Nonostante la povertà degli ingredienti quindi, la cucina locale presenta sapori decisi e delicati, quindi piatti sostanziosi ed equilibrati che vengono accompagnati dagli ottimi vini locali, anch’essi frutto di un millenario amore per la terra.

Frico
E’ il piatto tipico friulano per eccellenza. Si presenta generalmente in due versioni: frico morbido e friabile.
Entrambi si possono servire sia come antipasto che come secondo. Sebbene oggi il frico sia visto come un piatto festivo, in origine la sua preparazione era finalizzata al recupero di scarti di formaggio, si prepara con del formaggio di diversa stagionatura, patate, cipolla, olio e sale, e si presenta come una grossa frittata. Può essere arrichito con dell’ aggiunta di porro o dello speck.
Il frico friabile invece è molto sottile e, a differenza del primo, non ha fra gli ingredienti le patate ma è fatto di solo formaggio. Facile da sagomare è ottimo per delle terrine di funghi o fonduta di montasio.
Entrambe le tipologie sono abitualmente servite con della polenta di mais.

Brovada e Muset
Il muset è una sorta di cotechino che viene preparato dai tagli del muso del maiale da cui prende il nome. La brovada è invece una rapa preparata in maniera tipica friulana.
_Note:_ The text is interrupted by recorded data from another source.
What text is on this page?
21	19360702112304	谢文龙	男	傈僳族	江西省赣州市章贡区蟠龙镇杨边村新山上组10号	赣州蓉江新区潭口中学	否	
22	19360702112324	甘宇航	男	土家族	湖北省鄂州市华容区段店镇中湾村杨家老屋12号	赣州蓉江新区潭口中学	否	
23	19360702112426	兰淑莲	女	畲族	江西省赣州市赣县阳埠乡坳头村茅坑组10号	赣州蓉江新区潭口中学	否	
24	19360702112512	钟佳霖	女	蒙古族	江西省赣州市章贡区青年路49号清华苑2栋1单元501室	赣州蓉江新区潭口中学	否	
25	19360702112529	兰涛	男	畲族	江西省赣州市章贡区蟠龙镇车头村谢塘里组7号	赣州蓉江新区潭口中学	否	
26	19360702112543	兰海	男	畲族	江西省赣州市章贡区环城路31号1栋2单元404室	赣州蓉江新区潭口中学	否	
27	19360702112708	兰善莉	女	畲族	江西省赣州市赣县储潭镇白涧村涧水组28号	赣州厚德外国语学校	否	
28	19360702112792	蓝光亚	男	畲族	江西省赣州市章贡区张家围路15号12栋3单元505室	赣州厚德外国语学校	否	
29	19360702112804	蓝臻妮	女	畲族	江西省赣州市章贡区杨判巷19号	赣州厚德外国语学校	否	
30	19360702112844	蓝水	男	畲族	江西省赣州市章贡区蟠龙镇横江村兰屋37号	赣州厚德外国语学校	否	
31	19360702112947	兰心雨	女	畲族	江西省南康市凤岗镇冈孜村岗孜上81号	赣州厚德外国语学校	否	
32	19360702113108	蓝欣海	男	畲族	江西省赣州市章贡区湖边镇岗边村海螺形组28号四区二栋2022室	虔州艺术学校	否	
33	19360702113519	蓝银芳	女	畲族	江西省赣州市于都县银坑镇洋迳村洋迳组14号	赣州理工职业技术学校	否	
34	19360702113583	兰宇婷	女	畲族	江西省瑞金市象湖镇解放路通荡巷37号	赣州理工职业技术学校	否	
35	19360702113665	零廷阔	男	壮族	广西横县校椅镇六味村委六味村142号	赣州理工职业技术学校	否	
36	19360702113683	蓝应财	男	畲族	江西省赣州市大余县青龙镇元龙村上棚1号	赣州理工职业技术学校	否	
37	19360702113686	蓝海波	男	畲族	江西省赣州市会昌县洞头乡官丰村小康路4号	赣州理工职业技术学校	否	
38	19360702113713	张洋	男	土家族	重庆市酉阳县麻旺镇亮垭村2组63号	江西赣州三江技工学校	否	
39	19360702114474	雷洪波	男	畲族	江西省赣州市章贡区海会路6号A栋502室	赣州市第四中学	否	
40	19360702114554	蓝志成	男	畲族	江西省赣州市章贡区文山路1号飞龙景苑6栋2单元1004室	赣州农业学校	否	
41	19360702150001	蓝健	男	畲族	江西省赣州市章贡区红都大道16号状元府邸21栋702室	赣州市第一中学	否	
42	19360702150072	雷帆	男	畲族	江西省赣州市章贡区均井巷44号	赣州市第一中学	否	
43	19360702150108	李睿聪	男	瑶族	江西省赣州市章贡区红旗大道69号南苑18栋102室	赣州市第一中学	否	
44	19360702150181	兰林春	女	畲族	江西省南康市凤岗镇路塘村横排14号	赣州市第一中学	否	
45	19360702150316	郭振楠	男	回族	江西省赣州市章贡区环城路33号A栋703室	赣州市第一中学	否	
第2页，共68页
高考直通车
Le rape rivestono infatti grande importanza nella cucina del Friuli, ottenendo un posto di primo piano in molti piatti locali.

Completano la lista dei piatti tipici “salati”, la Stakanje, ossia un composto di patate, zucchine e tegoline condite con ciccioli, aglio e aceto. la Zuppa di Castagne e porcini, dette anche tagliatelle dei poveri, Idrik u bleuku (ventaglietti di radicchio), la Bizna, ossia una minestra piuffosto densa fatta con rape, fagioli e grano turco, condita alla fine con farina di granoturco soffritta nel lardo.

E così dopo questo sostanzioso pranzo nelle valli cividalesi, passiamo virtualmente al dolce. I dolci tipici di Cividale e delle Valli del Natisone sono principalmente due: la Gubana e gli Strucchi, dolci di antica tradizione e gusto contadino.

La Gubana
Dolce friulano le cui origini sono legate alle feste religiose più importanti del calendario (Natale e Pasqua), ma anche ad eventi particolari della collettività, quali matrimoni, cresime, ecc.
Nato nelle valli del Natisone, nelle zone di confine con la Slovenia, si pone come un ponte tra le due tradizioni gastronomiche.
Tale legame lo si ritrova anche nell’origine del termine da cui il dolce prende il nome: “guba”, che in sloveno significa “piega”, probabilmente per indicare la forma a torciglione della gubana.
Un viaggio alle sue radici parte dai tempi dei Romani, dove i pani venivano farciti di frutta e arricchiti con il miele, fino al Medioevo e al Rinascimento, quando un dolce simile fu addirittura incluso nel banchetto imbandito in onore di Papa Gregorio XII durante la sua visita a Cividale nel 1409.
L’origine contadina (gubana friulana), impressa nella sua rustica farcitura, chiusa in una pasta lievitata a base di farina, si nobilita al contatto con la città.

Gli Strucchi
Simili alla Gubana nel ripieno, sono dei piccoli “ravioli” dolci fritti che si davano una volta ai matrimoni contadini al posto dei confetti.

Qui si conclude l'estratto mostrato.